Are there enough players in the industry calling the shots?
We work in a fascinating industry, without a doubt, and I watch with interest to see the new technologies that the industry decides to adopt. finFETs and FD-SOI are some really cool technologies, in particular, with great promises. You might also know that we follow innovations in the world of chip design and manufacturing every week from academia and research institutes on all of our communities: Power/Performance Bits on Low-Power High-Performance Engineering, System Bits on System-Level Design, and Manufacturing Bits on Semiconductor Manufacturing & Design.
What does give me pause at times is to think about how few players – the foundries – are really calling the shots, however.
My friend Cary Chin from Synopsys agrees. “That’s one of the things that I think is a little bit scary given the small number of foundries that still exist today. Really, you are talking about three or four players in the world that are working on these technologies and I think there is less opportunity then to try out crazy ideas that you never know will lead to the next big breakthrough. The practical injection of being able to try a bunch of different things is getting harder and harder. And that’s something to me that’s a little bit scary for the industry.”
Too few players means there isn’t as much room for innovation but also when we start dealing with individual atom kinds of things, there’s always going to be a certain amount of uncertainty. Chin said when you think of genetics and evolution, you depend on a certain population size and a certain amount of trial and error, a certain number of failed experiments for things really to move forward. “That’s what scares me a little bit when there’s only three. We continue obviously; we have to get smarter and smarter – which we are—but in the end, things are not as predictable as they once were. We’re really dealing with feature sizes that are so small; you have to do many, many years of research to figure out what’s going to happen.”

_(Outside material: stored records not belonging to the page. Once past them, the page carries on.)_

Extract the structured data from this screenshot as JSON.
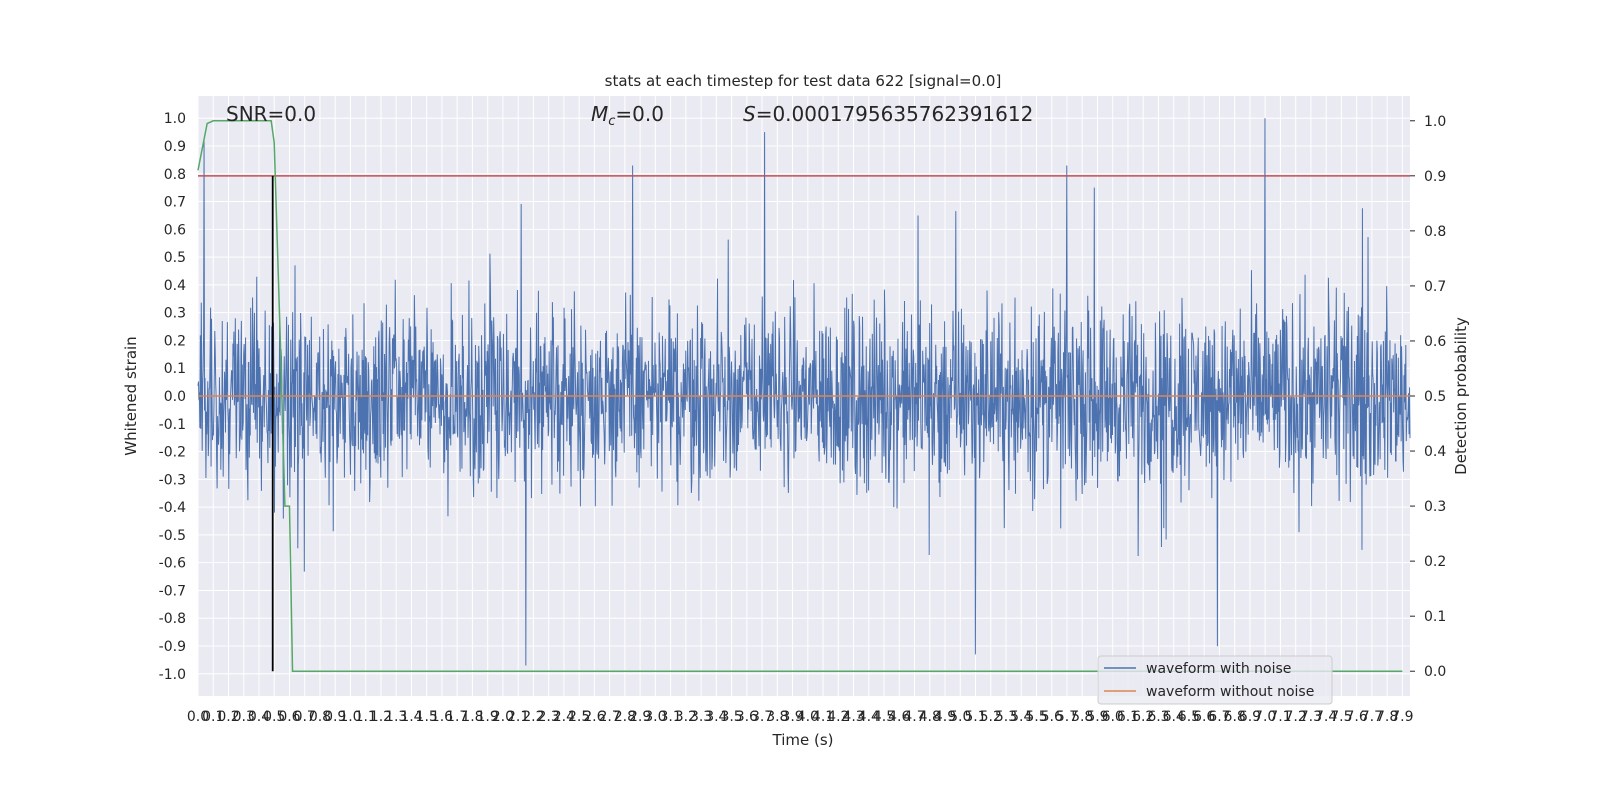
{
  "chart_data": {
    "type": "line",
    "title": "stats at each timestep for test data 622 [signal=0.0]",
    "xlabel": "Time (s)",
    "ylabel_left": "Whitened strain",
    "ylabel_right": "Detection probability",
    "xlim": [
      0.0,
      7.95
    ],
    "ylim_left": [
      -1.08,
      1.08
    ],
    "ylim_right": [
      -0.045,
      1.045
    ],
    "xtick_labels": [
      "0.0",
      "0.1",
      "0.2",
      "0.3",
      "0.4",
      "0.5",
      "0.6",
      "0.7",
      "0.8",
      "0.9",
      "1.0",
      "1.1",
      "1.2",
      "1.3",
      "1.4",
      "1.5",
      "1.6",
      "1.7",
      "1.8",
      "1.9",
      "2.0",
      "2.1",
      "2.2",
      "2.3",
      "2.4",
      "2.5",
      "2.6",
      "2.7",
      "2.8",
      "2.9",
      "3.0",
      "3.1",
      "3.2",
      "3.3",
      "3.4",
      "3.5",
      "3.6",
      "3.7",
      "3.8",
      "3.9",
      "4.0",
      "4.1",
      "4.2",
      "4.3",
      "4.4",
      "4.5",
      "4.6",
      "4.7",
      "4.8",
      "4.9",
      "5.0",
      "5.1",
      "5.2",
      "5.3",
      "5.4",
      "5.5",
      "5.6",
      "5.7",
      "5.8",
      "5.9",
      "6.0",
      "6.1",
      "6.2",
      "6.3",
      "6.4",
      "6.5",
      "6.6",
      "6.7",
      "6.8",
      "6.9",
      "7.0",
      "7.1",
      "7.2",
      "7.3",
      "7.4",
      "7.5",
      "7.6",
      "7.7",
      "7.8",
      "7.9"
    ],
    "ytick_labels_left": [
      "-1.0",
      "-0.9",
      "-0.8",
      "-0.7",
      "-0.6",
      "-0.5",
      "-0.4",
      "-0.3",
      "-0.2",
      "-0.1",
      "0.0",
      "0.1",
      "0.2",
      "0.3",
      "0.4",
      "0.5",
      "0.6",
      "0.7",
      "0.8",
      "0.9",
      "1.0"
    ],
    "ytick_labels_right": [
      "0.0",
      "0.1",
      "0.2",
      "0.3",
      "0.4",
      "0.5",
      "0.6",
      "0.7",
      "0.8",
      "0.9",
      "1.0"
    ],
    "annotations": {
      "snr": "SNR=0.0",
      "mc": "=0.0",
      "mc_symbol": "M",
      "mc_subscript": "c",
      "s": "=0.0001795635762391612",
      "s_symbol": "S"
    },
    "legend": {
      "placement": "lower right",
      "entries": [
        {
          "label": "waveform with noise",
          "color": "#4c72b0"
        },
        {
          "label": "waveform without noise",
          "color": "#dd8452"
        }
      ]
    },
    "series": [
      {
        "name": "waveform with noise",
        "axis": "left",
        "color": "#4c72b0",
        "style": "dense noise, roughly |y| <= 0.4 with spikes to about ±0.9",
        "notable_peaks": [
          {
            "x": 7.0,
            "y": 1.0
          },
          {
            "x": 2.15,
            "y": -0.97
          },
          {
            "x": 2.85,
            "y": 0.83
          },
          {
            "x": 5.7,
            "y": 0.83
          },
          {
            "x": 5.1,
            "y": -0.93
          }
        ]
      },
      {
        "name": "waveform without noise",
        "axis": "left",
        "color": "#dd8452",
        "x": [
          0.0,
          7.95
        ],
        "y": [
          0.0,
          0.0
        ]
      },
      {
        "name": "detection probability",
        "axis": "right",
        "color": "#55a868",
        "x": [
          0.0,
          0.06,
          0.1,
          0.3,
          0.48,
          0.5,
          0.54,
          0.57,
          0.6,
          0.62,
          1.0,
          7.9
        ],
        "y": [
          0.91,
          0.995,
          1.0,
          1.0,
          1.0,
          0.96,
          0.6,
          0.3,
          0.3,
          0.0,
          0.0,
          0.0
        ]
      }
    ],
    "threshold_line": {
      "axis": "right",
      "y": 0.9,
      "color": "#c44e52"
    },
    "vertical_marker": {
      "x": 0.49,
      "color": "#000000"
    }
  }
}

With so much happening at academic and research institutions, it’s sad to think how much of those potentially great ideas will never see the light of day.
“There have been some interesting ideas with regard to some of the whole carbon nanotube technologies that people are working on and other areas of stuff as well…it just makes you wonder there are potential breakthroughs that we don’t as a world have the resources to completely explore. What that means ultimately is maybe some delay…so Moore’s Law starts to slow down a little bit. And maybe that’s ok too. I still don’t believe although it’s been true through our lifetime – that it can continue forever,” Chin added.
Nevertheless, the next few years promise to be interesting with the new technologies that will enable smaller, faster and more capable devices.